Batı başkentlerindeki İsrail konsolosluklarında ektikleri ayrılık ve nifak tohumlarının bedeli olarak ulufe kovalayan Kürt ulusalcıları geçiyorum. Kürt halkının büyük çoğunluğu barış isterken; yaşanan tüm bu çatışmaların ve kavgaların asıl sorumlusu olan kesimlerin bugün hâlâ sürece taş koymak için direnmesi, bu ülkede şiddetin ve bölücülüğün kaynağının neresi olduğunu açıkça ortaya koymaktadır. Helallik dileyerek mahcubiyet içerisinde edepleriyle bir köşede durmaları gerekenlerin hâlâ süreci sabote etmeye çalışmaları gerçekten ibretliktir. Üzerine ne kadar “milliyetçi” ya da “vatansever” etiketi yapıştırılırsa yapıştırılsın, bu gerçeği değiştirmiyor. Kürt ulusalcılığının bölücü ve ayrıştırıcı; Türk ulusalcılığının ise birleştirici ve bütünleştirici olduğu yönündeki söylem, bir yanılgıdan ibarettir. İmparatorluk bakiyesi, farklı etnik ve mezhepsel unsurların bulunduğu bir coğrafyaya tek bir kimlik dayatmak; adalet ve kardeşlikle bağdaşmadığı gibi, birlik ve beraberliği de sağlamamıştır.
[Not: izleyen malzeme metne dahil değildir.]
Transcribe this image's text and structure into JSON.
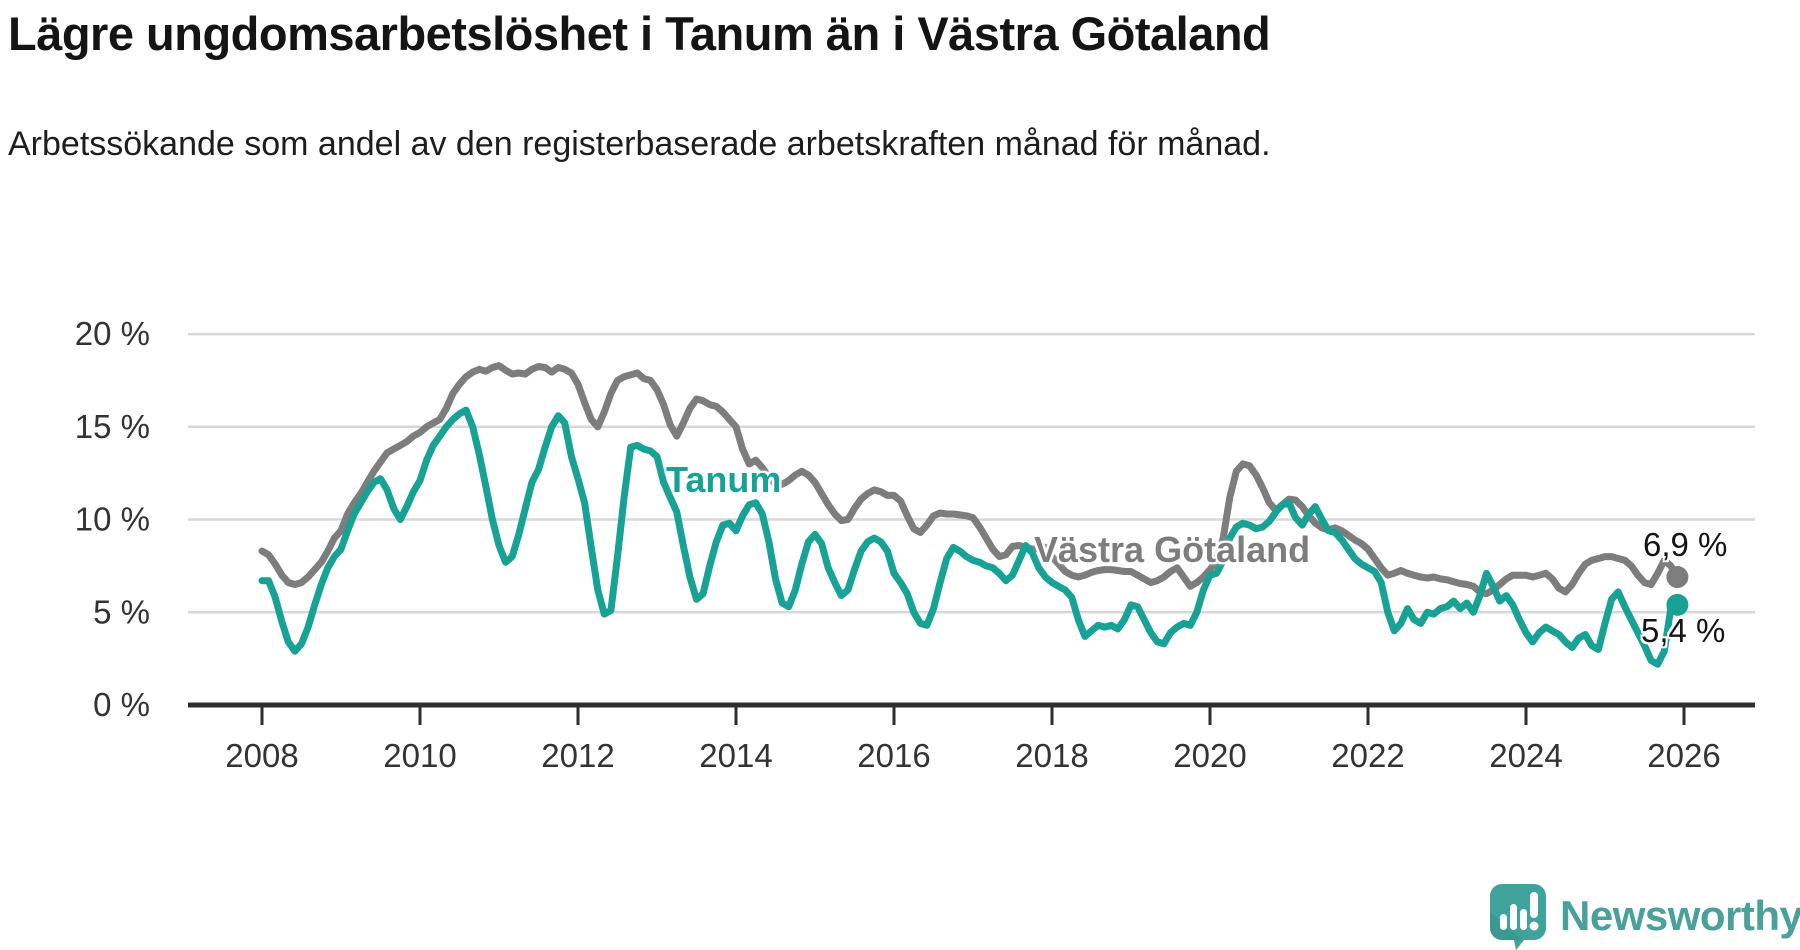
{
  "header": {
    "title": "Lägre ungdomsarbetslöshet i Tanum än i Västra Götaland",
    "subtitle": "Arbetssökande som andel av den registerbaserade arbetskraften månad för månad."
  },
  "chart_data": {
    "type": "line",
    "unit": "%",
    "grid": "horizontal-only",
    "legend_position": "inline-labels-on-lines",
    "x_axis": {
      "min": 2007.05,
      "max": 2026.9,
      "tick_values": [
        2008,
        2010,
        2012,
        2014,
        2016,
        2018,
        2020,
        2022,
        2024,
        2026
      ],
      "tick_labels": [
        "2008",
        "2010",
        "2012",
        "2014",
        "2016",
        "2018",
        "2020",
        "2022",
        "2024",
        "2026"
      ]
    },
    "y_axis": {
      "min": 0,
      "max": 22.9,
      "tick_values": [
        20,
        15,
        10,
        5,
        0
      ],
      "tick_labels": [
        "20 %",
        "15 %",
        "10 %",
        "5 %",
        "0 %"
      ],
      "gridline_values": [
        20,
        15,
        10,
        5
      ]
    },
    "colors": {
      "tanum": "#17A295",
      "vastra_gotaland": "#7D7D7D",
      "gridline": "#D8D8D8",
      "axis": "#2E2E2E",
      "tick_text": "#333333"
    },
    "series": [
      {
        "name": "Västra Götaland",
        "color": "#7D7D7D",
        "end_label": "6,9 %",
        "end_value": 6.9,
        "start_year": 2008,
        "points_per_year": 12,
        "values": [
          8.3,
          8.1,
          7.6,
          7.0,
          6.6,
          6.5,
          6.6,
          6.9,
          7.3,
          7.7,
          8.3,
          9.0,
          9.4,
          10.3,
          10.9,
          11.4,
          12.0,
          12.6,
          13.1,
          13.6,
          13.8,
          14.0,
          14.2,
          14.5,
          14.7,
          15.0,
          15.2,
          15.4,
          16.0,
          16.8,
          17.3,
          17.7,
          17.95,
          18.1,
          18.0,
          18.2,
          18.3,
          18.05,
          17.85,
          17.9,
          17.85,
          18.1,
          18.25,
          18.2,
          17.95,
          18.2,
          18.1,
          17.9,
          17.3,
          16.3,
          15.4,
          15.0,
          15.8,
          16.8,
          17.5,
          17.7,
          17.8,
          17.9,
          17.6,
          17.5,
          17.0,
          16.2,
          15.1,
          14.5,
          15.2,
          16.0,
          16.5,
          16.4,
          16.2,
          16.1,
          15.8,
          15.4,
          15.0,
          13.8,
          13.0,
          13.2,
          12.8,
          12.3,
          11.9,
          11.9,
          12.1,
          12.4,
          12.6,
          12.4,
          12.0,
          11.4,
          10.8,
          10.3,
          9.95,
          10.0,
          10.6,
          11.1,
          11.4,
          11.6,
          11.5,
          11.3,
          11.3,
          11.0,
          10.2,
          9.5,
          9.3,
          9.7,
          10.2,
          10.35,
          10.3,
          10.3,
          10.25,
          10.2,
          10.1,
          9.6,
          9.0,
          8.4,
          8.0,
          8.1,
          8.55,
          8.6,
          8.5,
          8.4,
          8.45,
          8.5,
          8.0,
          7.6,
          7.2,
          7.0,
          6.9,
          7.0,
          7.15,
          7.25,
          7.3,
          7.3,
          7.25,
          7.2,
          7.2,
          7.0,
          6.8,
          6.6,
          6.7,
          6.9,
          7.2,
          7.4,
          6.9,
          6.4,
          6.6,
          6.9,
          7.3,
          7.8,
          9.0,
          11.2,
          12.6,
          13.0,
          12.9,
          12.4,
          11.7,
          10.9,
          10.5,
          10.8,
          11.1,
          11.05,
          10.7,
          10.2,
          9.8,
          9.55,
          9.45,
          9.55,
          9.4,
          9.15,
          8.9,
          8.7,
          8.4,
          7.9,
          7.4,
          7.0,
          7.1,
          7.25,
          7.1,
          7.0,
          6.9,
          6.85,
          6.9,
          6.8,
          6.75,
          6.65,
          6.55,
          6.5,
          6.4,
          6.1,
          6.0,
          6.2,
          6.5,
          6.8,
          7.0,
          7.0,
          7.0,
          6.9,
          7.0,
          7.1,
          6.8,
          6.3,
          6.1,
          6.5,
          7.1,
          7.6,
          7.8,
          7.9,
          8.0,
          8.0,
          7.9,
          7.8,
          7.5,
          7.0,
          6.6,
          6.5,
          7.1,
          7.8,
          7.5,
          6.9
        ]
      },
      {
        "name": "Tanum",
        "color": "#17A295",
        "end_label": "5,4 %",
        "end_value": 5.4,
        "start_year": 2008,
        "points_per_year": 12,
        "values": [
          6.7,
          6.7,
          5.8,
          4.5,
          3.4,
          2.9,
          3.3,
          4.2,
          5.4,
          6.5,
          7.4,
          8.0,
          8.4,
          9.4,
          10.3,
          10.9,
          11.5,
          12.0,
          12.2,
          11.6,
          10.6,
          10.0,
          10.7,
          11.5,
          12.1,
          13.2,
          14.0,
          14.5,
          15.0,
          15.4,
          15.7,
          15.9,
          15.0,
          13.5,
          11.8,
          10.0,
          8.6,
          7.7,
          8.0,
          9.2,
          10.6,
          12.0,
          12.7,
          13.9,
          15.0,
          15.6,
          15.2,
          13.4,
          12.2,
          10.9,
          8.5,
          6.2,
          4.9,
          5.1,
          8.0,
          11.2,
          13.9,
          14.0,
          13.8,
          13.7,
          13.4,
          12.0,
          11.2,
          10.4,
          8.6,
          6.9,
          5.7,
          6.0,
          7.5,
          8.8,
          9.7,
          9.8,
          9.4,
          10.2,
          10.8,
          10.9,
          10.3,
          8.8,
          6.8,
          5.5,
          5.3,
          6.2,
          7.6,
          8.8,
          9.2,
          8.7,
          7.4,
          6.6,
          5.9,
          6.2,
          7.3,
          8.3,
          8.8,
          9.0,
          8.8,
          8.3,
          7.1,
          6.6,
          6.0,
          5.0,
          4.4,
          4.3,
          5.2,
          6.6,
          7.9,
          8.5,
          8.3,
          8.0,
          7.8,
          7.7,
          7.5,
          7.4,
          7.1,
          6.7,
          7.0,
          7.8,
          8.6,
          8.2,
          7.4,
          6.9,
          6.6,
          6.4,
          6.2,
          5.8,
          4.6,
          3.7,
          4.0,
          4.3,
          4.2,
          4.3,
          4.1,
          4.6,
          5.4,
          5.3,
          4.6,
          3.9,
          3.4,
          3.3,
          3.9,
          4.2,
          4.4,
          4.3,
          5.0,
          6.2,
          7.0,
          7.1,
          7.8,
          9.0,
          9.6,
          9.8,
          9.7,
          9.5,
          9.6,
          9.9,
          10.4,
          10.8,
          10.9,
          10.1,
          9.7,
          10.3,
          10.7,
          10.0,
          9.4,
          9.3,
          8.9,
          8.4,
          7.9,
          7.6,
          7.4,
          7.2,
          6.6,
          5.0,
          4.0,
          4.4,
          5.2,
          4.6,
          4.4,
          5.0,
          4.9,
          5.2,
          5.3,
          5.6,
          5.2,
          5.5,
          5.0,
          5.9,
          7.1,
          6.4,
          5.6,
          5.9,
          5.4,
          4.6,
          3.9,
          3.4,
          3.9,
          4.2,
          4.0,
          3.8,
          3.4,
          3.1,
          3.6,
          3.8,
          3.2,
          3.0,
          4.4,
          5.7,
          6.1,
          5.3,
          4.6,
          3.9,
          3.2,
          2.4,
          2.2,
          2.9,
          5.2,
          5.4
        ]
      }
    ]
  },
  "footer": {
    "brand": "Newsworthy",
    "logo_icon": "bar-chart-speech-bubble-icon"
  }
}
Ayrıca, baştan beri seküler, Marksist ve ümmet karşıtı bir çizgide yürüyen PKK, silah bıraksa bile düşünsel pozisyonunu terk etmedikçe kalıcı bir kardeşlik ve toplumsal bütünleşme sağlanamaz. PKK’nin halkı temsil iddiası, en çok da bu halkın dini, kültürel ve geleneksel değerleriyle kurduğu ilişkide yaşadığı kopukluk sebebiyle boşa düşmektedir. Unutulmamalıdır ki; Kürtlerin ana omurgasını oluşturan muhafazakâr, İslamcı ve geleneksel çizgiye sahip geniş toplumsal kesimler, PKK’nin seküler ve Batıcı ajandasına hiçbir zaman gönül vermemiştir.
Sonuç olarak, yeni dönemin işaret taşları, yalnızca eski zihniyet kalıplarının reddiyle değil; yeni bir toplumsal tahayyülün inşasını gerektirir. Bu tahayyül, ümmet bilinciyle beslenen, etnik ve mezhebi farklılıkları adalet zemininde tanıyan ve kamusal alanı İslam’ın ahlaki ilkeleriyle şekillendiren bir ortamın oluşturulmasıyla mümkündür. Zira, tarih boyunca bu bölgedeki halkların huzur ve güven içinde bir arada yaşadığı yegane dönem, İslam’ın hâkim olduğu dönemdir.